Theresa Meuse, a Mi’kmaq writer, said the naming ceremony is meaningful to the aboriginal artists Joe inspired. Meuse helped prepare a Mi’kmaq anthology in honour of the poet.
Meuse said she believes Joe would have been pleased by having her name on a ferry, where people from many cultures and backgrounds gather for daily journeys.
“People sitting on the ferry, sharing stories and telling stories — I think she would just love that,” she said.
Halifax Mayor Mike Savage said the city’s ferry naming contests have helped raise awareness about the province’s rich history.
Other vessels have been named after Viola Desmond, an African Nova Scotian who fought for human rights, and Vincent Coleman, a hero of the Halifax Explosion of 1917.
“I always say when someone gets on the ferry … they may ask people to tell them the story of the person,” he said.
“That’s the point of naming things after specific people. It tells their story, and by telling that story we tell the wider story of the province.”
Two other ferries honour military men killed in Afghanistan.

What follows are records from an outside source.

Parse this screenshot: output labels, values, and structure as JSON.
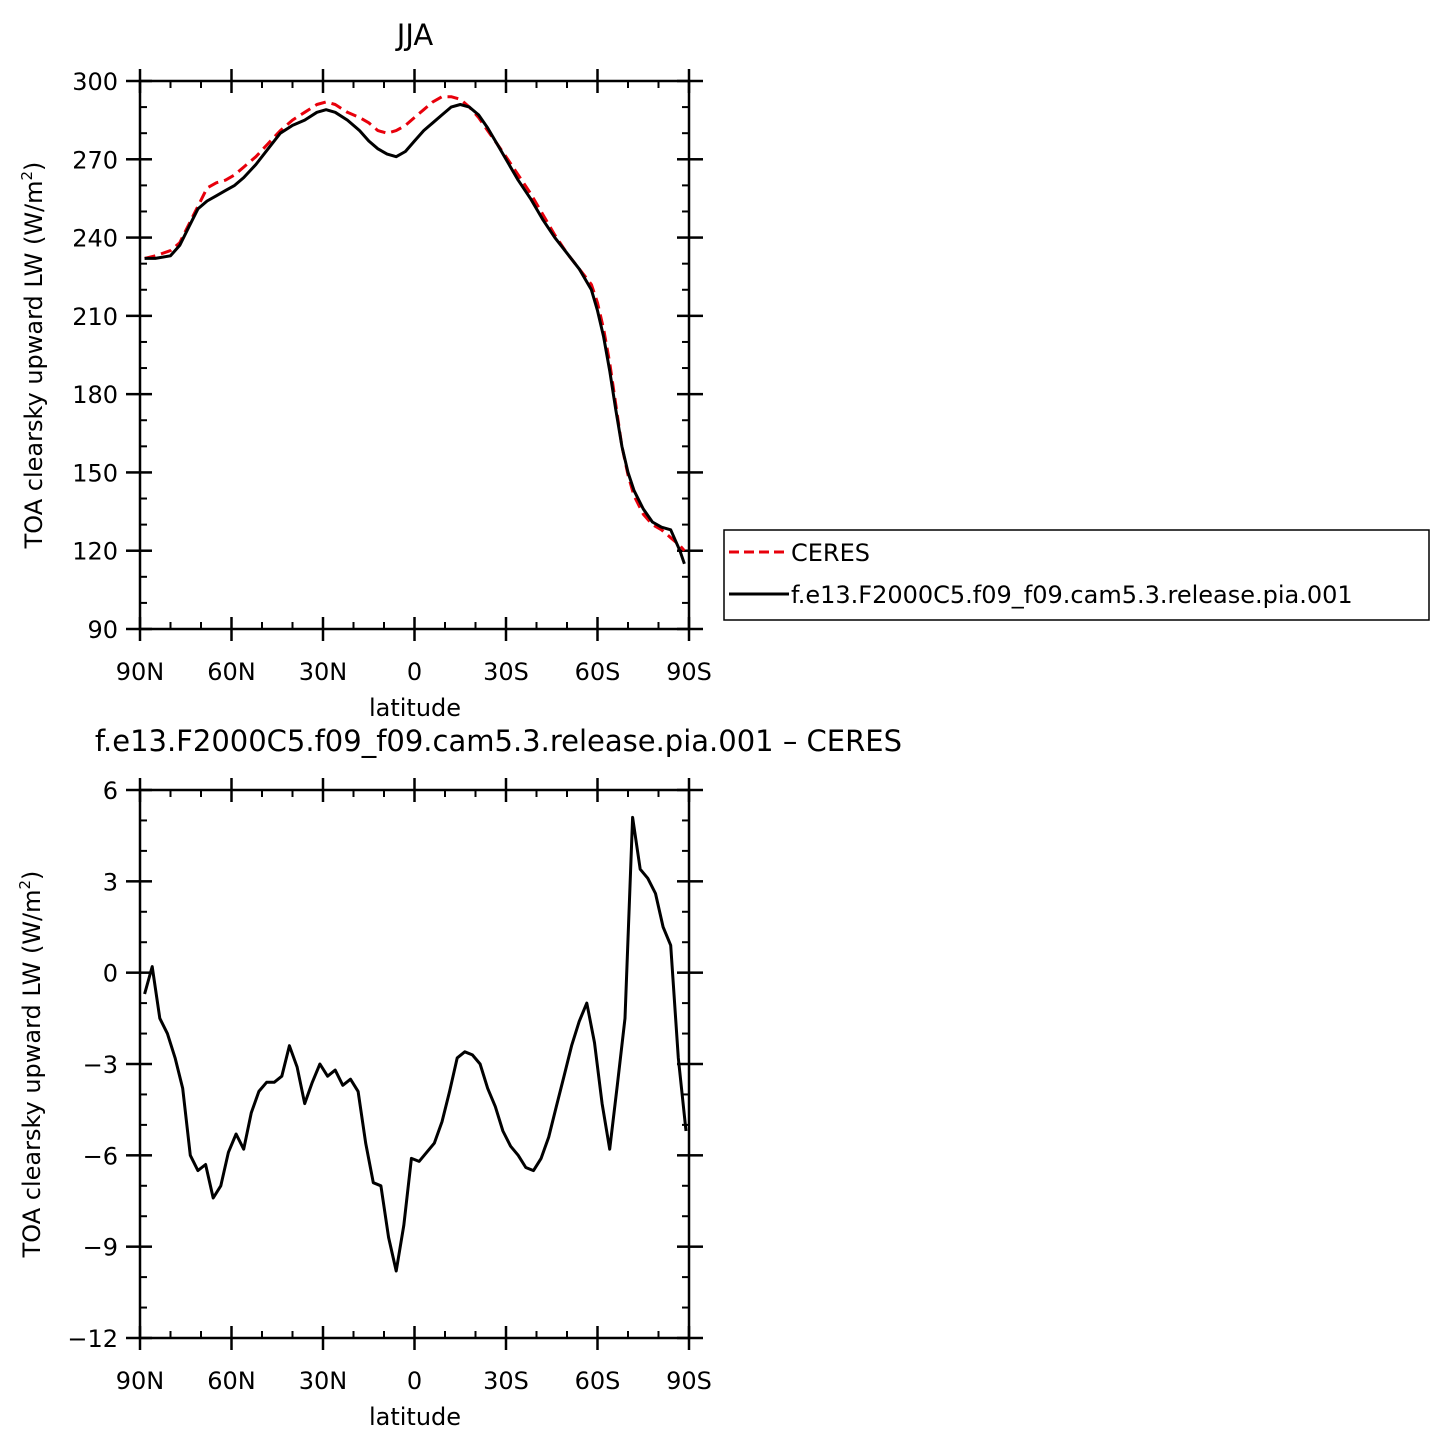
{
  "chart_data": [
    {
      "type": "line",
      "title": "JJA",
      "xlabel": "latitude",
      "ylabel_main": "TOA clearsky upward LW (W/m",
      "ylabel_sup": "2",
      "ylabel_close": ")",
      "xlim": [
        -90,
        90
      ],
      "ylim": [
        90,
        300
      ],
      "xticks": [
        -90,
        -60,
        -30,
        0,
        30,
        60,
        90
      ],
      "xtick_labels": [
        "90N",
        "60N",
        "30N",
        "0",
        "30S",
        "60S",
        "90S"
      ],
      "yticks": [
        90,
        120,
        150,
        180,
        210,
        240,
        270,
        300
      ],
      "ytick_labels": [
        "90",
        "120",
        "150",
        "180",
        "210",
        "240",
        "270",
        "300"
      ],
      "grid": false,
      "legend_placement": "right",
      "series": [
        {
          "name": "CERES",
          "color": "#e8000b",
          "dash": "dashed",
          "x": [
            -88.5,
            -85,
            -80,
            -77,
            -74,
            -71,
            -68,
            -65,
            -62,
            -59,
            -56,
            -52,
            -48,
            -44,
            -40,
            -36,
            -32,
            -29,
            -26,
            -22,
            -18,
            -15,
            -12,
            -9,
            -6,
            -3,
            0,
            3,
            6,
            9,
            12,
            15,
            18,
            21,
            24,
            27,
            30,
            34,
            38,
            42,
            46,
            50,
            54,
            58,
            60,
            62,
            64,
            66,
            68,
            70,
            72,
            75,
            78,
            81,
            84,
            87,
            88.5
          ],
          "values": [
            232,
            233,
            235,
            238,
            245,
            252,
            259,
            261,
            262,
            264,
            267,
            271,
            276,
            281,
            285,
            288,
            291,
            292,
            291,
            288,
            286,
            284,
            281,
            280,
            281,
            283,
            286,
            289,
            292,
            294,
            294,
            293,
            290,
            286,
            281,
            276,
            271,
            264,
            257,
            249,
            241,
            234,
            228,
            222,
            215,
            205,
            192,
            176,
            160,
            149,
            141,
            134,
            130,
            128,
            125,
            122,
            120
          ]
        },
        {
          "name": "f.e13.F2000C5.f09_f09.cam5.3.release.pia.001",
          "color": "#000000",
          "dash": "solid",
          "x": [
            -88.5,
            -85,
            -80,
            -77,
            -74,
            -71,
            -68,
            -65,
            -62,
            -59,
            -56,
            -52,
            -48,
            -44,
            -40,
            -36,
            -32,
            -29,
            -26,
            -22,
            -18,
            -15,
            -12,
            -9,
            -6,
            -3,
            0,
            3,
            6,
            9,
            12,
            15,
            18,
            21,
            24,
            27,
            30,
            34,
            38,
            42,
            46,
            50,
            54,
            58,
            60,
            62,
            64,
            66,
            68,
            70,
            72,
            75,
            78,
            81,
            84,
            87,
            88.5
          ],
          "values": [
            232,
            232,
            233,
            237,
            244,
            251,
            254,
            256,
            258,
            260,
            263,
            268,
            274,
            280,
            283,
            285,
            288,
            289,
            288,
            285,
            281,
            277,
            274,
            272,
            271,
            273,
            277,
            281,
            284,
            287,
            290,
            291,
            290,
            287,
            282,
            276,
            270,
            262,
            255,
            247,
            240,
            234,
            228,
            220,
            212,
            202,
            189,
            174,
            160,
            150,
            143,
            136,
            131,
            129,
            128,
            120,
            115
          ]
        }
      ]
    },
    {
      "type": "line",
      "title": "f.e13.F2000C5.f09_f09.cam5.3.release.pia.001 – CERES",
      "xlabel": "latitude",
      "ylabel_main": "TOA clearsky upward LW (W/m",
      "ylabel_sup": "2",
      "ylabel_close": ")",
      "xlim": [
        -90,
        90
      ],
      "ylim": [
        -12,
        6
      ],
      "xticks": [
        -90,
        -60,
        -30,
        0,
        30,
        60,
        90
      ],
      "xtick_labels": [
        "90N",
        "60N",
        "30N",
        "0",
        "30S",
        "60S",
        "90S"
      ],
      "yticks": [
        -12,
        -9,
        -6,
        -3,
        0,
        3,
        6
      ],
      "ytick_labels": [
        "−12",
        "−9",
        "−6",
        "−3",
        "0",
        "3",
        "6"
      ],
      "grid": false,
      "series": [
        {
          "color": "#000000",
          "dash": "solid",
          "x": [
            -88.5,
            -86,
            -83.5,
            -81,
            -78.5,
            -76,
            -73.5,
            -71,
            -68.5,
            -66,
            -63.5,
            -61,
            -58.5,
            -56,
            -53.5,
            -51,
            -48.5,
            -46,
            -43.5,
            -41,
            -38.5,
            -36,
            -33.5,
            -31,
            -28.5,
            -26,
            -23.5,
            -21,
            -18.5,
            -16,
            -13.5,
            -11,
            -8.5,
            -6,
            -3.5,
            -1,
            1.5,
            4,
            6.5,
            9,
            11.5,
            14,
            16.5,
            19,
            21.5,
            24,
            26.5,
            29,
            31.5,
            34,
            36.5,
            39,
            41.5,
            44,
            46.5,
            49,
            51.5,
            54,
            56.5,
            59,
            61.5,
            64,
            66.5,
            69,
            71.5,
            74,
            76.5,
            79,
            81.5,
            84,
            86.5,
            89
          ],
          "values": [
            -0.7,
            0.2,
            -1.5,
            -2.0,
            -2.8,
            -3.8,
            -6.0,
            -6.5,
            -6.3,
            -7.4,
            -7.0,
            -5.9,
            -5.3,
            -5.8,
            -4.6,
            -3.9,
            -3.6,
            -3.6,
            -3.4,
            -2.4,
            -3.1,
            -4.3,
            -3.6,
            -3.0,
            -3.4,
            -3.2,
            -3.7,
            -3.5,
            -3.9,
            -5.6,
            -6.9,
            -7.0,
            -8.7,
            -9.8,
            -8.3,
            -6.1,
            -6.2,
            -5.9,
            -5.6,
            -4.9,
            -3.9,
            -2.8,
            -2.6,
            -2.7,
            -3.0,
            -3.8,
            -4.4,
            -5.2,
            -5.7,
            -6.0,
            -6.4,
            -6.5,
            -6.1,
            -5.4,
            -4.4,
            -3.4,
            -2.4,
            -1.6,
            -1.0,
            -2.3,
            -4.3,
            -5.8,
            -3.7,
            -1.5,
            5.1,
            3.4,
            3.1,
            2.6,
            1.5,
            0.9,
            -2.8,
            -5.2
          ]
        }
      ]
    }
  ]
}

Master Cpl. Christopher Stannix of Halifax was 24 when he was killed by a roadside bomb in April 2007.
Craig Blake, a petty officer second class from Halifax, was the first Canadian sailor killed in the line of duty in Afghanistan. The 37-year-old father of two was killed by an improvised explosive device in 2010.
At 260 years old, the ferry service has been recognized as the oldest, continuously operating saltwater ferry in North America.
It links downtown Halifax with the former city of Dartmouth, carrying 1.7 million passengers annually.